The mouth organ is lying right in the front of the drawer. He knows it well. It was his grandfather’s mouth organ. Old Pop, they call him.

He remembers, once, how Pop sat and played ‘The Yellow Rose of Texas’, but then Treppie came and messed around with him again. He said Pop mustn’t sit there like that and tell lies with a straight face. And he mustn’t start imagining all kinds of things about his family tree, either. Pop’s family tree, he said, was a tree full of hillbillies without any music in their bones. He said Pop might be the musical one in the family, but that was only ’cause Pop’s father hadn’t hit him the way Treppie’s father had hit him . And if Pop didn’t believe it, he should ask Mol — she still remembered how their father had disciplined him, out of the love of his heart, so he’d at least achieve more in life than to sit and play ‘The Yellow Rose of Texas’ over and over again.

Well, now he’s going to find out what goes for what in this house, and whose father is whose father and what’s a hillbilly in a tree with music in his bones.

’Cause if there’s one thing that has to come to an end now, then it’s Treppie’s fucken bullshit-stories. He says he lies for the sake of truth, the shit. He says it’s a paradox. He once heard Pop say to Treppie that whatever it was, para-this or para-that, if you couldn’t convey the truth with a pure heart, then it didn’t count for the truth, anyway. Then of course all hell broke loose. Treppie said Pop was mixing up truth with goodness, and if there were two things under the sun that were further apart than chalk and cheese, it was those two, and did he, Pop, want Treppie to start telling lies now, just to spare people their pain and sorrow? Pop said if he wanted to put it that way, then his answer was yes, and he, Treppie, would be terribly dirtied and infected by sin if his own answer was no.
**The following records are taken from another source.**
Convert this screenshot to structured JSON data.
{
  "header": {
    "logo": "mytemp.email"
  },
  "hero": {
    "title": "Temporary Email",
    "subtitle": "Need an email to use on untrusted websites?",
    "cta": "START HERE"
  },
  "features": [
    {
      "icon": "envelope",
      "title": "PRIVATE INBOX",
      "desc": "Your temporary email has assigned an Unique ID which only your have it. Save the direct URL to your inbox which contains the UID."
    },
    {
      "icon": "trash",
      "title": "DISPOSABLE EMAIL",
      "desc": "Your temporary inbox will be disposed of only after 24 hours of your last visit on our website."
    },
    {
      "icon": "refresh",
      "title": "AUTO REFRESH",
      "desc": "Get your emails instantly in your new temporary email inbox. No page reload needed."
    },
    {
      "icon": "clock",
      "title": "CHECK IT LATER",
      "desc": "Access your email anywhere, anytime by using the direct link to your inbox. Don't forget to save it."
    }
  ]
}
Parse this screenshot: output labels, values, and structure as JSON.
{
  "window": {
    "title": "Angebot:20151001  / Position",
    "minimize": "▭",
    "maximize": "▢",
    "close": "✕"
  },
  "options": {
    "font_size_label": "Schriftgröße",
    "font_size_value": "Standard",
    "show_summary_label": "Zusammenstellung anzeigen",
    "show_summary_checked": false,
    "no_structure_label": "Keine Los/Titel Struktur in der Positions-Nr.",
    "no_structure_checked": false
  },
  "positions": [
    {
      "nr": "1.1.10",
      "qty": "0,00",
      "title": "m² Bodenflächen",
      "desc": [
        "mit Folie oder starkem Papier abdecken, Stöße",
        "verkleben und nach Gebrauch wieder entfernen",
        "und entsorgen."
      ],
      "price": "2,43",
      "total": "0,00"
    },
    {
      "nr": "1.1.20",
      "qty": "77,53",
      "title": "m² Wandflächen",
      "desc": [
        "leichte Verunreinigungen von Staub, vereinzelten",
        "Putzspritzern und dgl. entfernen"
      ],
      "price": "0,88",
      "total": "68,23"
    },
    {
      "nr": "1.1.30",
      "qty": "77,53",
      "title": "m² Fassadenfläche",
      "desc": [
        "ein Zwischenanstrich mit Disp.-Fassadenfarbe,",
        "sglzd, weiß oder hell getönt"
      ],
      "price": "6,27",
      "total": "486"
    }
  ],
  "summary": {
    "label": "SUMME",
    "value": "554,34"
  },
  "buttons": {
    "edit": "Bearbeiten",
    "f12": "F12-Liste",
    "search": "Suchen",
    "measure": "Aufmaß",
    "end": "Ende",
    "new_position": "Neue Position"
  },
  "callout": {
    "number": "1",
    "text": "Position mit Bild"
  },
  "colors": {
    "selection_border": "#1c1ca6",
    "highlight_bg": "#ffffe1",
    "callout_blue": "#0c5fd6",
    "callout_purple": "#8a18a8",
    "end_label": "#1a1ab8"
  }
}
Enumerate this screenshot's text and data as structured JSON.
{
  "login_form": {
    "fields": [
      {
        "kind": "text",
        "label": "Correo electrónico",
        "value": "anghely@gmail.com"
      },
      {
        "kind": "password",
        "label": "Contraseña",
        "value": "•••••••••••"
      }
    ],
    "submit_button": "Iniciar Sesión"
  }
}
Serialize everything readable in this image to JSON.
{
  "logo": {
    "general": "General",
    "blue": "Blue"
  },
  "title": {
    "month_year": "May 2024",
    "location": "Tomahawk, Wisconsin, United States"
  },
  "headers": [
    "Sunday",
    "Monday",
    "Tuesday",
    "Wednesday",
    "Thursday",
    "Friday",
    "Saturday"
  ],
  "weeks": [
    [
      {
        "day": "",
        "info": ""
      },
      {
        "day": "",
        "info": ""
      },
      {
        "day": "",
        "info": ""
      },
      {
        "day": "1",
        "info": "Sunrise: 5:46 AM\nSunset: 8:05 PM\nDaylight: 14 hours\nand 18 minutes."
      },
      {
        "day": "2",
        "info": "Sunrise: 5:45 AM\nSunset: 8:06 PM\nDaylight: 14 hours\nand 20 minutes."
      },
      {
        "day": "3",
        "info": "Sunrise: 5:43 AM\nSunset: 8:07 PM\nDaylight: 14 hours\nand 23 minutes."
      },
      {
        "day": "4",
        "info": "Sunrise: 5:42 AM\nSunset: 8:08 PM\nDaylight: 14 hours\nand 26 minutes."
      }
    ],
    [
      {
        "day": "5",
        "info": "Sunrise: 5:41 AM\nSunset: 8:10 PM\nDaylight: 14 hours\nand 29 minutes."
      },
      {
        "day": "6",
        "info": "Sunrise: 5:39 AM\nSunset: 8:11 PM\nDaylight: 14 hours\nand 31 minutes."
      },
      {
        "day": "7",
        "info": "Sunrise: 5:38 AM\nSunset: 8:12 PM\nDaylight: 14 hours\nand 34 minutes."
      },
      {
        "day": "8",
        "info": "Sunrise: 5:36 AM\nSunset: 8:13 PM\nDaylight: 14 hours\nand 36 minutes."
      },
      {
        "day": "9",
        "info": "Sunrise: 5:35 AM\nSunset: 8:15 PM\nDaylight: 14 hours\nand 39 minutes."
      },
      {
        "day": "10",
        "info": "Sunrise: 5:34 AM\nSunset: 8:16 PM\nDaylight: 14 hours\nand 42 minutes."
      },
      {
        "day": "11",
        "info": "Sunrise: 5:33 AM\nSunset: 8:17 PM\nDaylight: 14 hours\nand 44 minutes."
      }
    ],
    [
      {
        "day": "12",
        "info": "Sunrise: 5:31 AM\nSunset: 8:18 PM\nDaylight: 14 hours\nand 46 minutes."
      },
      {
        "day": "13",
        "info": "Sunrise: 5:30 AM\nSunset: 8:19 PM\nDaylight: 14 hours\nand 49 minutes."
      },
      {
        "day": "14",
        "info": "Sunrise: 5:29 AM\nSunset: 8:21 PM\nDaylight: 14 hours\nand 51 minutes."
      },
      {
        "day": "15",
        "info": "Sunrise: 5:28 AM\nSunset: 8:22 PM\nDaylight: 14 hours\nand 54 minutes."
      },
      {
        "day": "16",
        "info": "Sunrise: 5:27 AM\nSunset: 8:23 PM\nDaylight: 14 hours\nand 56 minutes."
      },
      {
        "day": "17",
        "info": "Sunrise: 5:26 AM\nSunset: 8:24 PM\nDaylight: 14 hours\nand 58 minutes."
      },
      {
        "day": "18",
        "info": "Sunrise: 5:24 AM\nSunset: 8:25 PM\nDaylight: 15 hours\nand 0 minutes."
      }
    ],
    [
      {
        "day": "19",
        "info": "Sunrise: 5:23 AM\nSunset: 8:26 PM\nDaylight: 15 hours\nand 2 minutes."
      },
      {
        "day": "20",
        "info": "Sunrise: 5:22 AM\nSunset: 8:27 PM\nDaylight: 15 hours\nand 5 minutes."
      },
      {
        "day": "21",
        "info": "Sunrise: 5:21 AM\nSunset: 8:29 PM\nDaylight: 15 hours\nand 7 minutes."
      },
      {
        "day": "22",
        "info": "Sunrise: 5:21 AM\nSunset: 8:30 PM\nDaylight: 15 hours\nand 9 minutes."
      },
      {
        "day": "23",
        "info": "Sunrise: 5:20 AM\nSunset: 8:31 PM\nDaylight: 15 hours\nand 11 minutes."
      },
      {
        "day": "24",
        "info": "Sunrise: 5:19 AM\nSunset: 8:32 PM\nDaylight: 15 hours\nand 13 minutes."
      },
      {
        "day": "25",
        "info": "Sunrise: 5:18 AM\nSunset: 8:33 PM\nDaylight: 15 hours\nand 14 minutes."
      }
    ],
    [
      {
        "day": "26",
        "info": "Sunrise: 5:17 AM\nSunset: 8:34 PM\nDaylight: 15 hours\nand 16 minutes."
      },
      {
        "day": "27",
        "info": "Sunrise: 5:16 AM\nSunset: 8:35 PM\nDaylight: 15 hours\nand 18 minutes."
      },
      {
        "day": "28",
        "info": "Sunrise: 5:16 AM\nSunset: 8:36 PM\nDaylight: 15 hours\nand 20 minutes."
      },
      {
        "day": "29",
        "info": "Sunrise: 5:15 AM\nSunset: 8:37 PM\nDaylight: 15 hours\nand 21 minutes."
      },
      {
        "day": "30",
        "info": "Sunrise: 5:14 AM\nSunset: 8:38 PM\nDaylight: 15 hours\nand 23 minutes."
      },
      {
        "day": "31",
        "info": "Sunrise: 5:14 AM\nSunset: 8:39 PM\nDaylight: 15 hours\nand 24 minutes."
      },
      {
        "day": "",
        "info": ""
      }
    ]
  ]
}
‘Infected! Infected!’ Treppie shouted. Was Pop trying to tell him God was a bath full of Dettol-water for washing off the germ of being human?

When those two start on God and stuff, it doesn’t take long before Treppie goes completely berserk. He starts swearing and performing up and down the passage. But it’s not just for show, like when you can’t get the lawn-mower started or the postbox won’t stay on its pole any more.

Then it’s for real.

He’s already seen how Toby, and Gerty too, when she was still alive, used to hide behind the bathroom door with their ears flat against their heads. And his mother would sink on to her knees, right there where she was standing on the loose blocks in the lounge, or on the lino in the kitchen.